Kalteng Today – Kuala Kurun, – Dengan adanya beberapa titik yang mengalami kerusakan di badan jalan ke wisata unggulan yakni Taman Hutan Raya (Tahura) lapak Jaru, Kecamatan Kurun, Kabupaten Gunung Mas (Gumas) maka pihak dari tiga perusahan batu bara yang beroperasi di wilayah itu harus bertanggung jawab.
Untuk itu, pihak DPRD Kabupaten Gumas akan melaksanakan rapat dengar pendapat (RDP) ke tiga perusahan yang beroperasi di wilayah jalan Kabupaten Gumas, karena saat ini digunakan untuk melintas mengangkut hasil produksi batu bara milik perusahan.
“Kami akan RDP dengan tiga perusahan yang beroperasi melalui jalur Tahura Lapak Jaru itu yang mana kami juga akan mendengar dari DPU dan DLHKP Kabupaten Gumas, yang mana mempertanyakan tentang AMDAL dan izin melintasi jalan itu,” ucap Anggota DPRD Kabupaten Gumas Untung Jaya Bangas, Senin (24/5).
Sementara kata dia, manfaatnya dari jalan itu sebenarnya untuk menghubungkan taman wisata unggulan.akan tetapi dilalui oleh angkutan berat, maka pihaknya akan memanggil dinas dan badan terkait dalam mengklasifikasi, baik itu izin, sampai AMDAL dari tiga perusahan tersebut.
“Agenda RDP itu sebenarnya mempertanyakan, izin mereka melintas daripada jalan itu, karena mereka lah yang menyebabkan kerusakan dari jalan itu, kedua AMDAL mereka, apakah mereka mengajukan izin usaha pertambangan itu menggunakan jalan umum atau jalan tersendiri,” tegasnya.
Sedangkan, lanjut sekretaris Komisi II DPRD Gumas ini menyebut, bahwa ada sebagian dari perusahan batu bara itu, bahwa kalau izin ada sebagian berada di wilayah Kabupaten Kapuas, sedangkan melintas untuk membawa hasilnya melintasi jalan Tahura Lapak Jaru.
Sebenarnya kata dia, pihaknya tidak membatasi mereka perusahaan berinvestasi di Gumas, tetapi juga perhatikan kearifan lokal, jangan hanya memberikan kesengsaraan untuk masyarakat Gumas.

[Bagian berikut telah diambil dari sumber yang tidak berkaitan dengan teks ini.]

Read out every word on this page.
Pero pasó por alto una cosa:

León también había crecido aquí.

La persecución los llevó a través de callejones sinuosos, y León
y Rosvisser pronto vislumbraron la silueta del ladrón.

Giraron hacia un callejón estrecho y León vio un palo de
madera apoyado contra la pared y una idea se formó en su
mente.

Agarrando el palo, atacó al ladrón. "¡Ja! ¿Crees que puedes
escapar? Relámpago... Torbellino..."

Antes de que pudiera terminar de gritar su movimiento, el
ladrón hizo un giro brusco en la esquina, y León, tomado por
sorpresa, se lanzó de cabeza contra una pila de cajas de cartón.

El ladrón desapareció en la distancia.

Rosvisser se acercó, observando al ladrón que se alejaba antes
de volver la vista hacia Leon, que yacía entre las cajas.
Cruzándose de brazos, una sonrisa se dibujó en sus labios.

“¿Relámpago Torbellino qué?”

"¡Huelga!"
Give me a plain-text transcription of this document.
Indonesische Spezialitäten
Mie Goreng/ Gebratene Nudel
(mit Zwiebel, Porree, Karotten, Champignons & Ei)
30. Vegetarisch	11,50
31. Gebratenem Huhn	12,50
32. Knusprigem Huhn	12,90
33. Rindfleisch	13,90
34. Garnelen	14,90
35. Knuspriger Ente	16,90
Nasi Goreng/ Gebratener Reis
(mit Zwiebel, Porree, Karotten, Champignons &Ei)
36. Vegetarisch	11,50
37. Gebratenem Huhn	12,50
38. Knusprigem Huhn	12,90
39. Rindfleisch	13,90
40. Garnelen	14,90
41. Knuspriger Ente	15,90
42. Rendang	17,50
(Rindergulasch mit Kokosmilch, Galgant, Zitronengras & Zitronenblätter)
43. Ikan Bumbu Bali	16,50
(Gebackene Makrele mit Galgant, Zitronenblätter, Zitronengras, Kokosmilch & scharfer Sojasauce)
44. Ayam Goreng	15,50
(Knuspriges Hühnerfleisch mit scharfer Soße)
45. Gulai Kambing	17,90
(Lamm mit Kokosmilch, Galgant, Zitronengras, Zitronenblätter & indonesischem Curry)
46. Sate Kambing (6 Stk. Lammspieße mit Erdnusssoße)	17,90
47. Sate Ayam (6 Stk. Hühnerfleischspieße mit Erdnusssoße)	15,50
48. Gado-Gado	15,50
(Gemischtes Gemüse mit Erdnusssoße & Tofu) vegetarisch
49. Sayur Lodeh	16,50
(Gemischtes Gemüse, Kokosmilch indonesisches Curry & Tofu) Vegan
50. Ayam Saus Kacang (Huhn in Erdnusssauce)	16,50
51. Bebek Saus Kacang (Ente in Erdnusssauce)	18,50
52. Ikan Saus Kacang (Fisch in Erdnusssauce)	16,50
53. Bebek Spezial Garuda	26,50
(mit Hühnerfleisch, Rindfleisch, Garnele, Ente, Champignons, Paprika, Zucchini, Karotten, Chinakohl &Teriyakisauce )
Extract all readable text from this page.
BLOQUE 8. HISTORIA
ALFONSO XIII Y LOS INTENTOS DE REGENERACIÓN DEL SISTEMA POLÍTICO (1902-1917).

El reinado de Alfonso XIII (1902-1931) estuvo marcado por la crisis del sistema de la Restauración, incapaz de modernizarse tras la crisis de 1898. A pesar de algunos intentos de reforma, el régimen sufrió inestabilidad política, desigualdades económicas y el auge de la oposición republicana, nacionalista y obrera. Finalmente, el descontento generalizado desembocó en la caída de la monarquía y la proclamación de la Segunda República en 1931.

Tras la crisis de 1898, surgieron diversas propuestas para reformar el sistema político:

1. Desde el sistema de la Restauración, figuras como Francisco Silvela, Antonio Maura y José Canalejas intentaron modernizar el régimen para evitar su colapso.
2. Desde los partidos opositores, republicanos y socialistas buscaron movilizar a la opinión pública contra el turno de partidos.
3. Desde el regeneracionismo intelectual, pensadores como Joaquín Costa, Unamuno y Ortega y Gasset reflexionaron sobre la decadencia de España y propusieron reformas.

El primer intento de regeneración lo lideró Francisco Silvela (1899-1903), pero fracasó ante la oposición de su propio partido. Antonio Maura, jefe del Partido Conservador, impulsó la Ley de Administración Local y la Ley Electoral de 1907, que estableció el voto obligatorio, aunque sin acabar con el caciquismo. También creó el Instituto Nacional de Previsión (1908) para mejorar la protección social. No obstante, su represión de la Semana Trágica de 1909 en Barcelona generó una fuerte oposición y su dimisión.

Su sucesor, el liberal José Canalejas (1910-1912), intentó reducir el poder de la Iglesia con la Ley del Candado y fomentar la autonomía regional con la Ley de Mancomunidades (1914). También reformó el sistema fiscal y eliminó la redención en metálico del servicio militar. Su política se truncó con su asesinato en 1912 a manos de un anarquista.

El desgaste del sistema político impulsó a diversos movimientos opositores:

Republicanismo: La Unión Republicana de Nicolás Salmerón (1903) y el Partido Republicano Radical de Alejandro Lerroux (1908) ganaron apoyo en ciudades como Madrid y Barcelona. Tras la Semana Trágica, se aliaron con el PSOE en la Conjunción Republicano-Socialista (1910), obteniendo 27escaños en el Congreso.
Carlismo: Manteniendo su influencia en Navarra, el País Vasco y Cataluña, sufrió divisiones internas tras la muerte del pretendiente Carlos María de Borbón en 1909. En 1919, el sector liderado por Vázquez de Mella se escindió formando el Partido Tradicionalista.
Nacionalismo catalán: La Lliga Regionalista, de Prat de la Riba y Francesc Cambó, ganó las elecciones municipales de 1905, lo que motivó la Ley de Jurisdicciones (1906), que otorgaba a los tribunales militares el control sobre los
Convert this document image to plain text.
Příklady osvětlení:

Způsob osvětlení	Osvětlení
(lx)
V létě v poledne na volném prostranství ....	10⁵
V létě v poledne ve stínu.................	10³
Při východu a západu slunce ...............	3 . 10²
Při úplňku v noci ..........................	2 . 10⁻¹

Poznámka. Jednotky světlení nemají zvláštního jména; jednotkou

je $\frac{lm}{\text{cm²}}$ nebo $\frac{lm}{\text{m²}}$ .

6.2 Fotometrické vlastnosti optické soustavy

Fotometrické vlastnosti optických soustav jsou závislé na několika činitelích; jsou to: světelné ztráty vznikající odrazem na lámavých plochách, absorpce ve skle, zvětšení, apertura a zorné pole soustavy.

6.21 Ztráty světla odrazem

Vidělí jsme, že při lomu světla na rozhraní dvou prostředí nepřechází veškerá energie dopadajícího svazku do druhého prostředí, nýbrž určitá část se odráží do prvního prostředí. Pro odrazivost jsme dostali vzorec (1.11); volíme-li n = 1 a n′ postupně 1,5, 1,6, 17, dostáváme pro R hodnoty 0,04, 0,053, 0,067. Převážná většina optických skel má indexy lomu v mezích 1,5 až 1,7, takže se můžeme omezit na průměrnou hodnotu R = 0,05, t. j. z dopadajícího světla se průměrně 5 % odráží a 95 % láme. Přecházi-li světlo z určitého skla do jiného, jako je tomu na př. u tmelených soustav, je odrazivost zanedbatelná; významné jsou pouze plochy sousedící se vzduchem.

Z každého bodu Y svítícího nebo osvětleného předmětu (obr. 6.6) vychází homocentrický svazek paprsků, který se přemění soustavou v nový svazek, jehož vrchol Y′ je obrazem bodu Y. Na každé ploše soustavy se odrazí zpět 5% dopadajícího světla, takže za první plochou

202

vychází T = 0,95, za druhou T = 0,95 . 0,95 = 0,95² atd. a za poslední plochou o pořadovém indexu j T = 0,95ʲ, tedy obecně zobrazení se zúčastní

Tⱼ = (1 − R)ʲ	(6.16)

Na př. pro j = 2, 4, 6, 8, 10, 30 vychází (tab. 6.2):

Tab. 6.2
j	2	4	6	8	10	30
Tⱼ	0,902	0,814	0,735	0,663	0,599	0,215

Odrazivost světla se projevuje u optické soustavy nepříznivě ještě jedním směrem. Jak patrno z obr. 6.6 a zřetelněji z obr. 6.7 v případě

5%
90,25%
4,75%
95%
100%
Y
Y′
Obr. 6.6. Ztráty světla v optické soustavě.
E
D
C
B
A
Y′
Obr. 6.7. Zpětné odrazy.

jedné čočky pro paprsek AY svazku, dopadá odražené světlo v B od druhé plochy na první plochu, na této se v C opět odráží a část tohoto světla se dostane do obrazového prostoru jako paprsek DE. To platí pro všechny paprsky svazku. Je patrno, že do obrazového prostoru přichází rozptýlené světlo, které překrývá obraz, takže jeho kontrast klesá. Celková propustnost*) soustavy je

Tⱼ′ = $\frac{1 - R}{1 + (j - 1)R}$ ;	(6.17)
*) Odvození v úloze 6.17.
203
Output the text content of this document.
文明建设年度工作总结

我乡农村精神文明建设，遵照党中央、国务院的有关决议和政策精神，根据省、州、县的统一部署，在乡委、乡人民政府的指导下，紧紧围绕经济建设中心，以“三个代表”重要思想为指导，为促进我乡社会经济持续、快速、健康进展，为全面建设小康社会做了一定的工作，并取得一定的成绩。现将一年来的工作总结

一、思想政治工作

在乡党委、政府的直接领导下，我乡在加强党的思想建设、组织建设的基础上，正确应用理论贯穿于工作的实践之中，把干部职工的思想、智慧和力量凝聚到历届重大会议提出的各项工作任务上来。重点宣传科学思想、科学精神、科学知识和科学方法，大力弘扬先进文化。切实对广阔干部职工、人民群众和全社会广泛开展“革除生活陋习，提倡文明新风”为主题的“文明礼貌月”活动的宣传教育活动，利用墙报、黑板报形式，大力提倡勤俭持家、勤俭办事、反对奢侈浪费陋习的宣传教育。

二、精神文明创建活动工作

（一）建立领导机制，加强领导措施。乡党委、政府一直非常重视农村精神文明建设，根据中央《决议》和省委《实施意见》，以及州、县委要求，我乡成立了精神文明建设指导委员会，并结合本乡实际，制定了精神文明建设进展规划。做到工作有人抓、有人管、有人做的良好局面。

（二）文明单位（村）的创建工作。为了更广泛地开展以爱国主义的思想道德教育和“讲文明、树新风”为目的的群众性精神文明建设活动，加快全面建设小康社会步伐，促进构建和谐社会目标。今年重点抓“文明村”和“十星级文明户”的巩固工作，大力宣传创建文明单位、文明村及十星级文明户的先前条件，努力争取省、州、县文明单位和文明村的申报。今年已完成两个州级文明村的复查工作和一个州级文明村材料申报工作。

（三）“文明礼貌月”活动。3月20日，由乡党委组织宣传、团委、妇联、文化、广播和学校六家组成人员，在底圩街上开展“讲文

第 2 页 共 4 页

Namun harus berikan pelayanan yang baik bagi warga di wilayah setempat.
Baca juga : DPRD Gumas Minta Pemkab Perhatikan Jalan Lingkungan Kelurahan Dan Kecamatan
“Kalau tujuan mereka berinvestasi itu bagus kenapa tidak. Akan tetapi perhatikan khususnya jalan kita jangan seenaknya melintasi. Maka mereka ini nanti tidak menutup kemungkinan akan membuat jalan sendiri, sehingga itu tidak membahayakan masyarakat di yang melewati jalan umum,” pungkasnya. [Red]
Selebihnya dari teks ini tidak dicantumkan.